FOUR goals against Kerry in the 1967 All-Ireland U-21 final means Willie McGee holds a storied place in Mayo football lore. According to The Mayo News, all his goals were ‘brilliantly executed’ but the last was ‘probably’ the best.
“I remember catching a high ball, turning, selling their full-back a dummy and burying it from a good bit out,” the man himself recalled. McGee’s late father met him with a hug afterwards and ‘four-goal’ Willie wondered why his dad was crying. “I suppose if your son scored four goals in an All-Ireland final, you’d be crying as well!” he says wryly.

5 Cora Staunton
v Kerry, 2008

CORA Staunton has a vast collection of goals but we’ve chosen her sublime effort from the 2008 All-Ireland quarter-final.
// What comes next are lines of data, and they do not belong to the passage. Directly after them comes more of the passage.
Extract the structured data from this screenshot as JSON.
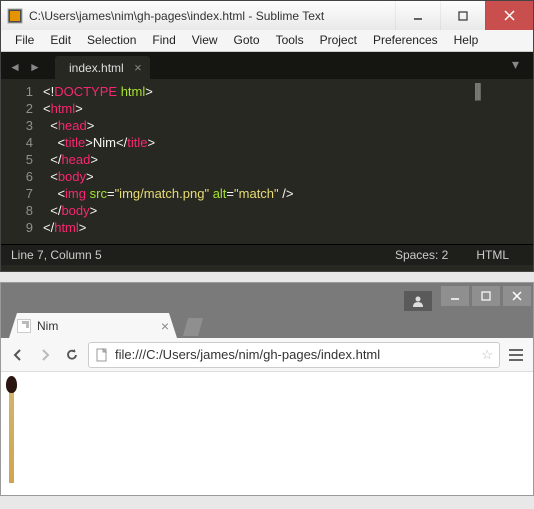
{
  "sublime": {
    "title": "C:\\Users\\james\\nim\\gh-pages\\index.html - Sublime Text",
    "menu": [
      "File",
      "Edit",
      "Selection",
      "Find",
      "View",
      "Goto",
      "Tools",
      "Project",
      "Preferences",
      "Help"
    ],
    "tab": {
      "label": "index.html"
    },
    "lines": [
      {
        "n": "1",
        "html": "<span class='br'>&lt;!</span><span class='tag'>DOCTYPE</span> <span class='attr'>html</span><span class='br'>&gt;</span>"
      },
      {
        "n": "2",
        "html": "<span class='br'>&lt;</span><span class='tag'>html</span><span class='br'>&gt;</span>"
      },
      {
        "n": "3",
        "html": "  <span class='br'>&lt;</span><span class='tag'>head</span><span class='br'>&gt;</span>"
      },
      {
        "n": "4",
        "html": "    <span class='br'>&lt;</span><span class='tag'>title</span><span class='br'>&gt;</span><span class='txt'>Nim</span><span class='br'>&lt;/</span><span class='tag'>title</span><span class='br'>&gt;</span>"
      },
      {
        "n": "5",
        "html": "  <span class='br'>&lt;/</span><span class='tag'>head</span><span class='br'>&gt;</span>"
      },
      {
        "n": "6",
        "html": "  <span class='br'>&lt;</span><span class='tag'>body</span><span class='br'>&gt;</span>"
      },
      {
        "n": "7",
        "html": "    <span class='br'>&lt;</span><span class='tag'>img</span> <span class='attr'>src</span><span class='br'>=</span><span class='str'>\"img/match.png\"</span> <span class='attr'>alt</span><span class='br'>=</span><span class='str'>\"match\"</span> <span class='br'>/&gt;</span>"
      },
      {
        "n": "8",
        "html": "  <span class='br'>&lt;/</span><span class='tag'>body</span><span class='br'>&gt;</span>"
      },
      {
        "n": "9",
        "html": "<span class='br'>&lt;/</span><span class='tag'>html</span><span class='br'>&gt;</span>"
      }
    ],
    "status": {
      "pos": "Line 7, Column 5",
      "spaces": "Spaces: 2",
      "syntax": "HTML"
    }
  },
  "chrome": {
    "tab_title": "Nim",
    "url": "file:///C:/Users/james/nim/gh-pages/index.html"
  }
}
There were shades of Ricky Villa’s wonder-strike about it, as the Carnacon star squeezed between two Kerry backs, shimmied past a third defender and slipped the ball past goalkeeper Laoise O’Driscoll.
Yet unlike Villa, it wasn’t an entirely individual effort. Mike Finnerty noted that the chance was ‘created by the vision and imagination of Aoife Herbert, who played a neat one-two with Fiona McHale’. The lethal full-forward did the rest. Check it out on YouTube.

6 Ted Webb
v Antrim, 1974

THE late Ted Webb was involved in both of Mayo’s goals in the 1974 All-Ireland U-21 final victory over Antrim. Mayo News reporter Christy Loftus described Webb’s goal as ‘brilliantly taken’, which the Ballyhaunis man ‘blasted’ to the net after Michael Flannery and Richie Bell had done the approach work.
A second goal followed from the resultant kickout. Ger Farragher fielded the ball on the left and passed to Michael ‘Tick’ Higgins. Webb came ‘thundering in’ for the pass and off-loaded to Des McGrath, who wrong-footed his man before shooting into the roof of the net.

7 Diane O’Hora
v Dublin, 2003

ONE minute and 40 seconds remained in the 2003 ladies final. Dublin led 0-5 to 0-4. Then Cora Staunton dropped in a 40-yard free and Diane O’Hora took possession.
Irish Times writer (and proud Dubliner) Mary Hannigan explains what happened next: “‘Maigh Eooooooo’, says TG4 commentator Brian Tyers, with such anticipation, expectation, hope, belief, enthusiasm, passion, zeal and excitement he almost sucked the flippin’ ball into the net. Which is where it ended up.”
O’Hora created half a yard of space, and lashed the ball home. Has a Mayo All-Ireland been won in such dramatic circumstances?

8 Ray McNicholas
v Cork, 1971

RAY McNicholas – starting only his second game of the 1971 Minor Championship – capped an outstanding performance with the clinching goal in the All-Ireland final. The midfielder started and finished the move himself.
“McNicholas took the ball out of his own half, passed through to Mick Gannon and, following up, was on hand to take the perfect pass from John P Kean on the 14-yard line,” Christy Loftus wrote in these pages. “He made no mistake with the angled shot, placing it between goalpost and ’keeper for a great goal.”

9 Shane McHale
v Kerry, 2008

WATCHING the drawn 2008 All-Ireland minor semi-final, Mayo manager Ray Dempsey watched Shane McHale score a 14th minute goal and thought: ‘game on’.
McHale popped a pass into the path of Aidan Walsh in the right corner. He continued his run towards goal, and when Walsh returned an exquisite pass, the Knockmore man buried the ball past Kerry goalkeeper Brian Kelly.
“You knew by the way he ran onto the pass and rammed the ball to the net that McHale suffered no pangs of inferiority,” wrote Seán Rice.

10 Joe Timoney
v Down, 1966

JJ Timoney’s fine first-half goal knocked the wind out of Down’s sails and gave Mayo minors a shot in the arm in the 1966 All-Ireland final.
Twenty-one minutes in, the Ardnaree man gathered the ball 25 yards from the Down goal, about five yards in from the sideline.
“With all the care and precision of a veteran,” Mayo News reporter Damian McHugh noted, he sent the ball towards the Down goal. “The shot wavered in flight and dropped into the goal, just eluding the up-stretched hands of backs and forwards.”